Stockmayer.tex

The Stokmayer potential is a generalization of the Lennard-Jones potential
(see Fig.~\ref{viscosity:Stockmayer_potential} and \citet{Jasper2014} for a
full analysis of the Lennard-Jones potential):
\begin{equation}
\varphi(r) = \underbrace{4 \LJdepth \left[\left(\frac{\LJdia[0]}{r}\right)^{12} - \left(\frac{\LJdia[0]}{r}\right)^{6}\right]}_\text{Lennard-Jones}
             - \frac{\dipole[i]\dipole[j]}{4\pi \vacPermi r^3}\zeta
\label{Stockmayer:equation}
\end{equation}
%
with 
%
\begin{equation}
\renewcommand{\arraystretch}{1.2}
\begin{array}{ll}
\vacPermi\text{ the vacuum permittivity} & \vacPermiEquation \\
\vacPerme\text{ the vacuum permeability} & \vacPermeEquation \\
\cele\text{ the celerity of light}       & \celeEquation
\end{array}
\end{equation}
%
and
%
\begin{equation}
\zeta = 2 \cos(\theta_1)\cos(\theta_2) - \sin(\theta_1)\sin(\theta_2)\cos(\phi)
\end{equation}
\begin{figure}
\centering
\includegraphics{Stockmayer_angles}
\caption[Stockmayer/Lennard-Jones potential]{\label{viscosity:Stockmayer_potential}The angles considered in the
Stockmayer potential are the axis inclination ($\theta_i$) and the azimuthal
angle between the dipoles ($\phi = \phi_2 - \phi_1$).
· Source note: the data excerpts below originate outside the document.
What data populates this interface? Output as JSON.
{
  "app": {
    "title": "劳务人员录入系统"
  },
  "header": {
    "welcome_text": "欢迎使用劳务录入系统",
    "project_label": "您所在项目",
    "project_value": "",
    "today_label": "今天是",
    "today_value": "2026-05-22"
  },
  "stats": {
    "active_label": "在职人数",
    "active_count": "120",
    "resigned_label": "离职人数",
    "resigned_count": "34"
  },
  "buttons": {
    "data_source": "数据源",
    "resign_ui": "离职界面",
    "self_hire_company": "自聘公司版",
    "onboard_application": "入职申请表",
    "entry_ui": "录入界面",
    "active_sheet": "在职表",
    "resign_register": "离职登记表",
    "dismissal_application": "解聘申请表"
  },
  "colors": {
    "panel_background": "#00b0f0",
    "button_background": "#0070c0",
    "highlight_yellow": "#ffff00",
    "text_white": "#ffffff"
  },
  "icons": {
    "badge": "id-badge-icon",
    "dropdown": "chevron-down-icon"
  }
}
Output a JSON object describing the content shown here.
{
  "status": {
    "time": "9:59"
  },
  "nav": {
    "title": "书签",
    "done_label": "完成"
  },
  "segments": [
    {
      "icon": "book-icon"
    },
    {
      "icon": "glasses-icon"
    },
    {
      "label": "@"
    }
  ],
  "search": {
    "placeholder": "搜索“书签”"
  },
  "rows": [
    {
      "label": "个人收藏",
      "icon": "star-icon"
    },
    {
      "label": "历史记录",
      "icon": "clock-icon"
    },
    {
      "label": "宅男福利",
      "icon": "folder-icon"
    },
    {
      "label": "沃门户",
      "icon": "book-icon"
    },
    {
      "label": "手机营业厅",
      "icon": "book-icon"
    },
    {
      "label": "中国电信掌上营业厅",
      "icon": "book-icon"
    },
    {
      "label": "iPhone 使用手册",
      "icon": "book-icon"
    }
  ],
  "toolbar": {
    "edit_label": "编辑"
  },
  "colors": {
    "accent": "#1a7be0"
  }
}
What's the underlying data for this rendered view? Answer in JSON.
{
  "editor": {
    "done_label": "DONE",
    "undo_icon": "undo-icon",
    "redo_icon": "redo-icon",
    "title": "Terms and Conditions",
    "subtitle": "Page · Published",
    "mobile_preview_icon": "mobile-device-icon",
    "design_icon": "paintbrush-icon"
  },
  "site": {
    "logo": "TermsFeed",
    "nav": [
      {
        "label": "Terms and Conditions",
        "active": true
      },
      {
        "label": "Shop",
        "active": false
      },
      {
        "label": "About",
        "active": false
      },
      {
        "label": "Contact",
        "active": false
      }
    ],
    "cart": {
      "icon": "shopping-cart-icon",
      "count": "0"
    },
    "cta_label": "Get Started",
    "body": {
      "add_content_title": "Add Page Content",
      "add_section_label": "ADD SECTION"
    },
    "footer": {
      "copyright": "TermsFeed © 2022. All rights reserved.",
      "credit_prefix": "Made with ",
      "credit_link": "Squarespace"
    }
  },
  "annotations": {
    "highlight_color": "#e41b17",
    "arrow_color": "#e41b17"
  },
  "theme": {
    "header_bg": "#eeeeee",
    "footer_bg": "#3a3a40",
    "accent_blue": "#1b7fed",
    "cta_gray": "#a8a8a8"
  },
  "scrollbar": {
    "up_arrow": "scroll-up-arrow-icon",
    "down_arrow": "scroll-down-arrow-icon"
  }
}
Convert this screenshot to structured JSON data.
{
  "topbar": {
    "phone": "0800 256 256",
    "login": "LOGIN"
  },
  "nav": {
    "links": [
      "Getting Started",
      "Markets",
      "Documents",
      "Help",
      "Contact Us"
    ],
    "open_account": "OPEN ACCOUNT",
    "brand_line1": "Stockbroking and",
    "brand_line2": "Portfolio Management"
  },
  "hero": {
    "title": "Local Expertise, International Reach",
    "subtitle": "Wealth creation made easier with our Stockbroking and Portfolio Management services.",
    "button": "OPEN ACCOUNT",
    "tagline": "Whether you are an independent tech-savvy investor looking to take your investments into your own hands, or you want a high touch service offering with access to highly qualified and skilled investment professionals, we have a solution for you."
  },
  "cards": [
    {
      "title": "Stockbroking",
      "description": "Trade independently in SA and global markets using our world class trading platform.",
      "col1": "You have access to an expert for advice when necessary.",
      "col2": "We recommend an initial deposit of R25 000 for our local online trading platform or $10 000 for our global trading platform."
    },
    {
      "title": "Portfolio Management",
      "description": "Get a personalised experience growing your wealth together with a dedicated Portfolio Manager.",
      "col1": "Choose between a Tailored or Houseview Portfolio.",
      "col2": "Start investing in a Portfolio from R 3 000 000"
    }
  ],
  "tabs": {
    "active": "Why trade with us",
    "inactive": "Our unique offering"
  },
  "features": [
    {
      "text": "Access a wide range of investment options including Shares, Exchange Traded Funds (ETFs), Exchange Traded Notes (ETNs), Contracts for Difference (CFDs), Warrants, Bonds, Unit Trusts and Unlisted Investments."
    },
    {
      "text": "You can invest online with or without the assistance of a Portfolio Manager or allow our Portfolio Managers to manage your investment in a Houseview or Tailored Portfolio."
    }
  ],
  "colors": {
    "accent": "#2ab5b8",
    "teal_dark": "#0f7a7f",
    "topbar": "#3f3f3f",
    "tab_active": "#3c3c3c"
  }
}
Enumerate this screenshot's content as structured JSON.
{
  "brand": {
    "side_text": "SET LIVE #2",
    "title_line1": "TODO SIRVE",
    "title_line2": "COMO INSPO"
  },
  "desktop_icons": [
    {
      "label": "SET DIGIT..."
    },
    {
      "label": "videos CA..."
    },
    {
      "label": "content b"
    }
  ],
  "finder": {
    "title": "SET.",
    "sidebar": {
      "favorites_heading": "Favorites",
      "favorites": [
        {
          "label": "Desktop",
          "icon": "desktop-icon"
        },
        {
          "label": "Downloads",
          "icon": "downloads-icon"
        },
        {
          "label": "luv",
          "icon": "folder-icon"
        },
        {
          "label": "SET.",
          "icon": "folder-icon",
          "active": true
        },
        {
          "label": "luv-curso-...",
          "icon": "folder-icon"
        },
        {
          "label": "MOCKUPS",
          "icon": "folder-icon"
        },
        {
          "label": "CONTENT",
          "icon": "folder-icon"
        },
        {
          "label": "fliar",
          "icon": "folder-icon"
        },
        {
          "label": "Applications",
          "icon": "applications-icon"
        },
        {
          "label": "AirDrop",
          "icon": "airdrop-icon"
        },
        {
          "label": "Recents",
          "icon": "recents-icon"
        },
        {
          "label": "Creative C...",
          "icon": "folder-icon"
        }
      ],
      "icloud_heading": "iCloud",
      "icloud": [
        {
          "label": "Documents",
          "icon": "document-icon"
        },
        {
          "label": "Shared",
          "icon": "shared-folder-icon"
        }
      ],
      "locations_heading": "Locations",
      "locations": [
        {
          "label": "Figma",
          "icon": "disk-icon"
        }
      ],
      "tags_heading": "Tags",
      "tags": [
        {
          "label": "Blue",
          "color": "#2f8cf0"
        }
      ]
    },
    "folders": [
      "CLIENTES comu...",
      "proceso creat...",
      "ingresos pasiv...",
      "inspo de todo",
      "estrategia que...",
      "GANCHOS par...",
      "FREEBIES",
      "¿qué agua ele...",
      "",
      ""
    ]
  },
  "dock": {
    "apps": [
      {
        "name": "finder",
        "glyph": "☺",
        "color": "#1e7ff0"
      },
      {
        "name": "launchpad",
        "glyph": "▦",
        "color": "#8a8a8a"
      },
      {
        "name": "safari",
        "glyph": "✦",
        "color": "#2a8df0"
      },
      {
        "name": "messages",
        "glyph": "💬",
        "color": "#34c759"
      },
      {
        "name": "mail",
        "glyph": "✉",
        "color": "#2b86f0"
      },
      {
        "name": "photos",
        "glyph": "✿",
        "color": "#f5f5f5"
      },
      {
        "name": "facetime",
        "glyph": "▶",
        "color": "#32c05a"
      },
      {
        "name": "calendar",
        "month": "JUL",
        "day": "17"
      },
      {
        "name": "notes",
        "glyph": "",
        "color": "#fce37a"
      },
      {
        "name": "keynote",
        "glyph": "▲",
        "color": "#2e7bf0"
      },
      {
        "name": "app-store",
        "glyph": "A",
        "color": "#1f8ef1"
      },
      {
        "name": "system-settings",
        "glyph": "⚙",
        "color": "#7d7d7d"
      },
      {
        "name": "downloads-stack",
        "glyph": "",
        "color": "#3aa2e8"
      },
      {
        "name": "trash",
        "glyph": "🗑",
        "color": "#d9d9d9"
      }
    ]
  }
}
Below is given the
Lennard-Jones potential.}
\end{figure}

The integrated collision integrals (\Stockmayer{1} and \Stockmayer{2}, \nounit) are tabulated
in function of the reduced temperature and reduced dipole moment:
\begin{equation}
\Temp_\text{red} = \frac{\Boltzmann\Temp}{\LJdepth}
\end{equation}
and
\begin{equation}
\dipole_\text{red} = \frac{\zeta}{4}\frac{\dipole^2}{4\pi\vacPermi\LJdepth\LJdia^3}
\end{equation}
with a value chosen for $\zeta$ of 2 ($\theta_i = 0$, maximum
interaction), as \citet{Monchick1961} say: 
\textsf{``In the first attempt to handle polar gases, Krieger
assigned a fixed value of 2 to $\zeta$. This corresponds to a
model where the dipoles maintain a head-to-tail position, 
corresponding to the maximum attractive orientation, throughout the encounter. This approximation
has the advantage that it replaces an angle-dependent
force by a central force, and limits consideration to
only one relative orientation.''}

For a pair a species, needed for the molecular binary diffusion, we have the relations
%%
\begin{equation}
\begin{array}{l@{\qquad}l}
\renewcommand{\arraystretch}{1.2}
\left\{\begin{array}{l@{\quad}l}
  \LJdia_{ij}                      & = \frac{1}{2}\left(\LJdia_{i} + \LJdia_{j}\right) \\
  \frac{\LJdepth_{ij}}{\Boltzmann} & = \sqrt{\left(\frac{\LJdepth_{i}}{\Boltzmann}\right)\left(\frac{\LJdepth_{j}}{\Boltzmann}\right)} \\
  \dipole_{ij}                     & = \sqrt{\dipole_j\dipole_k}\\
\end{array}\right. & 
  \text{if $i$ and $j$ are both polar or non polar} \\\\
\left\{\begin{array}{l@{\quad}l}
  \LJdia_{ij}                      & = \frac{1}{2}\left(\LJdia_{i} + \LJdia_{j}\right) \xi^2 \\
  \frac{\LJdepth_{ij}}{\Boltzmann} & = \sqrt{\left(\frac{\LJdepth_{i}}{\Boltzmann}\right)\left(\frac{\LJdepth_{j}}{\Boltzmann}\right)}\; \xi^{-\frac{1}{6}} \\
  \dipole_{ij}                     & = 0\\
\end{array}\right. & 
  \text{else} \\
\end{array}
\label{LJ_reduced_parameters}
\end{equation}
%%
with
%%
\begin{equation}
\xi = 1 + \frac{1}{4}\polarizability^{(\not{\dipole})}_\text{red}\dipole^{(\dipole)}_\text{red}\sqrt{\frac{\LJdepth^{(\dipole)}}{\LJdepth^{(\not{\dipole})}}}
\label{reduced_parameter:xi}
\end{equation}
%%
with the notation $(\not\!\!\dipole)$ denoting the non polar
species and $(\dipole)$ the polar species.
%%
\begin{equation}
\polarizability_\text{red}^{(\not{\dipole})} = \frac{\polarizability}{\LJdia^3}
\label{reduced_parameter:pol_non_pol:polarizability}
\end{equation}
%%%%
and
%%%%
\begin{equation}
\dipole_\text{red}^{(\dipole)} = \frac{\dipole}{\sqrt{4\pi\vacPermi\LJdepth\LJdia^3}}
\label{reduced_parameter:pol_non_pol:dipole}
\end{equation}